NEW YORK, Jan 23 (Reuters) - Citigroup is expected to lay off more employees in March following a round of about 1,000 job cuts this month, according to two sources with knowledge of the matter.
The new wave of layoffs is expected to be announced after bonuses are paid, said the sources, who did not specify the scale or location of the previously unreported plans.
They come as Citi CEO Jane Fraser continues a sweeping turnaround plan designed to cut costs, fix regulatory problems and boost profits
to help the bank catch up with rivals.
The March layoffs are likely to affect managing directors and senior employees across business lines, according to one of the sources. Some senior managers have already been reassigned to different divisions to secure roles before headcount is reduced, the source said.
The cuts this month also affected many senior employees, the second source said. The sources declined to be identified discussing personnel matters.
Citigroup declined to comment on potential new layoffs, but it pointed Reuters to remarks by Chief Financial Officer Mark Mason during an earnings call this month where he told reporters he would "expect headcount to decline in 2026."
Citi's workforce shrank from 240,000 in 2022 to 226,000 employees by the end of last year.
"We have been reducing headcount and expect that trend to continue as we take a step back and look at the trajectory of our expense base," Mason told analysts in a separate earnings call. The bank spent $800 million on severance payments last year, he added.
CEO JANE FRASER'S STRATEGY
The new rounds of layoffs, as well as another reorganization announced in November, are the next steps in Fraser's strategy.
Fraser, who took on the CEO role in 2021, received a one-time $25 million equity award for progress on her turnaround plan and was elected as chair of the board in October.
In 2023 and 2024 the company publicly announced major layoffs as it was reducing management layers and selling assets, but the latest headcount reductions are being done more discreetly, a third source said, without detailing the reasoning.
The cuts come as the bank is getting regulatory relief.

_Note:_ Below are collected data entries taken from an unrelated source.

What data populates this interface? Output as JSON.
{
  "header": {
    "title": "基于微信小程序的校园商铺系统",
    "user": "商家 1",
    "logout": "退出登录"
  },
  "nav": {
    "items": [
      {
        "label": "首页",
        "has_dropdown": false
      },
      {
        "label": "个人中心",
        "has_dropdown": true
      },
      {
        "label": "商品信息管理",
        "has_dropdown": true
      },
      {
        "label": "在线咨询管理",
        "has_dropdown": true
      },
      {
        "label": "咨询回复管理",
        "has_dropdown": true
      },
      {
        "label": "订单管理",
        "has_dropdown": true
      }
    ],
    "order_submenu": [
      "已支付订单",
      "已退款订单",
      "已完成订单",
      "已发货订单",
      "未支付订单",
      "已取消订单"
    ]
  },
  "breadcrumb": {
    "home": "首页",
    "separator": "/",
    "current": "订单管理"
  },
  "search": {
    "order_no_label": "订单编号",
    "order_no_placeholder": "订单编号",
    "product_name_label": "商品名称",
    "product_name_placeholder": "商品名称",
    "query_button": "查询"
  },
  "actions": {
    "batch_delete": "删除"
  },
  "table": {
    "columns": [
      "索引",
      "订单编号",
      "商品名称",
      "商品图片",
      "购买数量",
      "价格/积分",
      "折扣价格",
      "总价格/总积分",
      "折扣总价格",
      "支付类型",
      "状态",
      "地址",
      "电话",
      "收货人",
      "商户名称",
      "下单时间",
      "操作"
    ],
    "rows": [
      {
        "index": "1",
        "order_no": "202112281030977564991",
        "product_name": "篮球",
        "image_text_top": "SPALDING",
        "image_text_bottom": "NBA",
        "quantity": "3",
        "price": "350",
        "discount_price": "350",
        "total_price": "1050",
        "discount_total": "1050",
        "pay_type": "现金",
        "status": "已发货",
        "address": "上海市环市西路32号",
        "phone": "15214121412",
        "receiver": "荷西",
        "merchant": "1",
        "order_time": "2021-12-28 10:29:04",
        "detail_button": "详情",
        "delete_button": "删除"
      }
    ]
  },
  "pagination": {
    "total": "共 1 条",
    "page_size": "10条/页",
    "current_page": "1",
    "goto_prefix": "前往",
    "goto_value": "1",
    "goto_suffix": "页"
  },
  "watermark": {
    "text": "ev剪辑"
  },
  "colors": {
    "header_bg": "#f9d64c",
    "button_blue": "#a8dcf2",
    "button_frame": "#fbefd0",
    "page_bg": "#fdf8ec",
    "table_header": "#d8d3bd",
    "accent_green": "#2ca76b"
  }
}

The U.S. Federal Reserve closed notices that required the bank to fix trading risk management weaknesses, and the Office of the Comptroller of the Currency withdrew a 2024 amendment to a 2020 regulatory punishment known as a consent order.
Citi's shares gained 65.8% in 2025, outperforming peers and an index tracking broader bank stocks by a wide margin. The bank bought back $13.25 billion in stock last year, and its shares are down 0.8% so far this year.